妊娠中の失業は流産・死産リスク上昇と影響(Hum Reprod. 2023)

流産と心理社会ストレスは関係性が指摘されています。自然災害(Torche. 2011)、大気汚染(Kioumourtzoglou, et al. 2019)、景気後退(Bruckner, et al.2016)が環境ストレス素因として、激務と経済的負担などストレスフルなライフイベント(Neugebauer, et al. 1996; Whelan, et al. 2007; Hogue, et al.2013)が、個人素因として流産との関連が報告されています。
今回、ご紹介するのは妊娠中の女性自身・パートナーの失業・解雇が流産・死産と関連があるかどうかを調査した報告です。

≪ポイント≫

妊娠中に女性自身やパートナーが失業すると、流産・死産リスク上昇と関連しそうです。

≪論文紹介≫

Alessandro Di Nallo, Selin Köksal. Hum Reprod. 2023 Sep 27;dead183. doi: 10.1093/humrep/dead183.

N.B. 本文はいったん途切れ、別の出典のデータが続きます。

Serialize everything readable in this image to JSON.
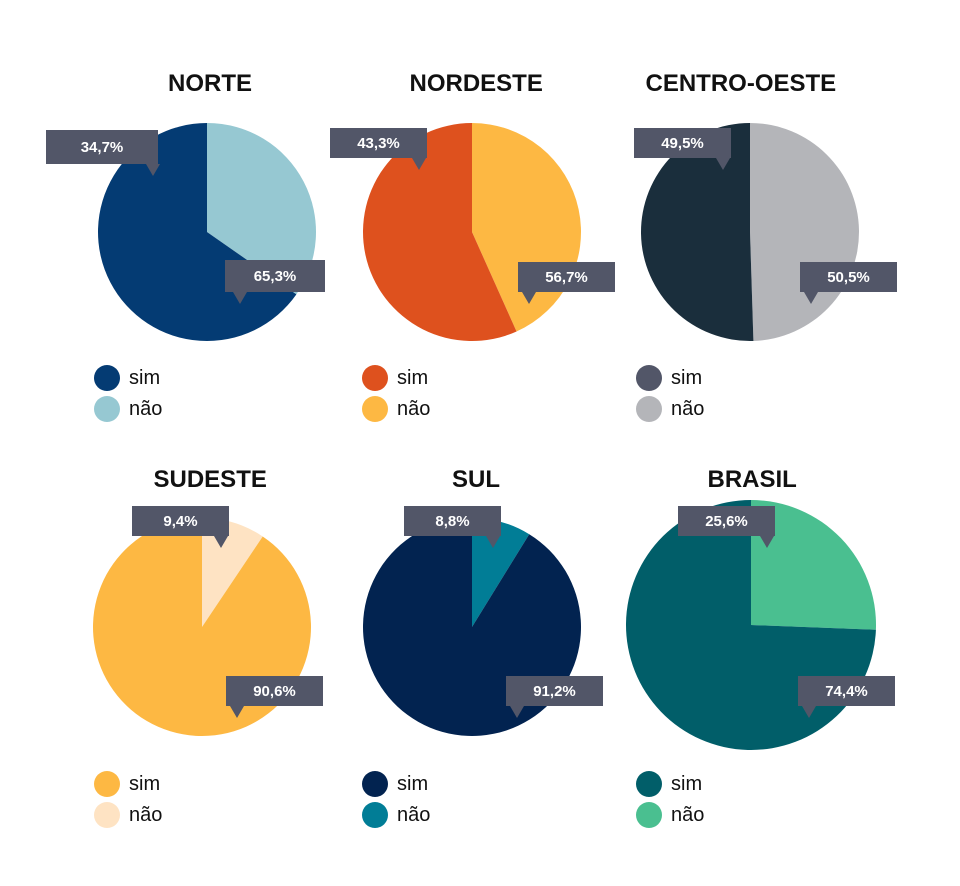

2009年から2022年に英国に住む約40,000世帯を対象としたインタビュー調査を対象としました。8,142件の妊娠エピソードに対して 女性自身またはパートナーの解雇・失業が流産・死産と関係があるかどうか調査しました。
結果:
女性背景と流産既往で調整した上で、女性自身またはパートナーの解雇・失業が流産・死産リスク増加と関連しました(OR=1.99、95%CI:1.32~2.99)。社会経済的背景などで調整をしてもリスク増加は変わりませんでした(OR = 1.81、95%CI: 1.20~2.73)。

≪私見≫

この研究はlimitationとして、自己申告制であったこと、サンプル数の限られていること、妊娠中の失業と流産・死産の両方に関係する交絡因子の存在をあげています。
確かに、交絡因子は存在する可能性がありますが、失業・解雇はストレス、フラストレーション、健康を害する嗜好品への暴露(タバコや薬物の使用、不健康な食事など)など十分悪影響を与えそうな素因が複数あり、失業時でも心身ともに安定した状態で妊娠生活を過ごすことができる環境整備が重要なのかもしれません。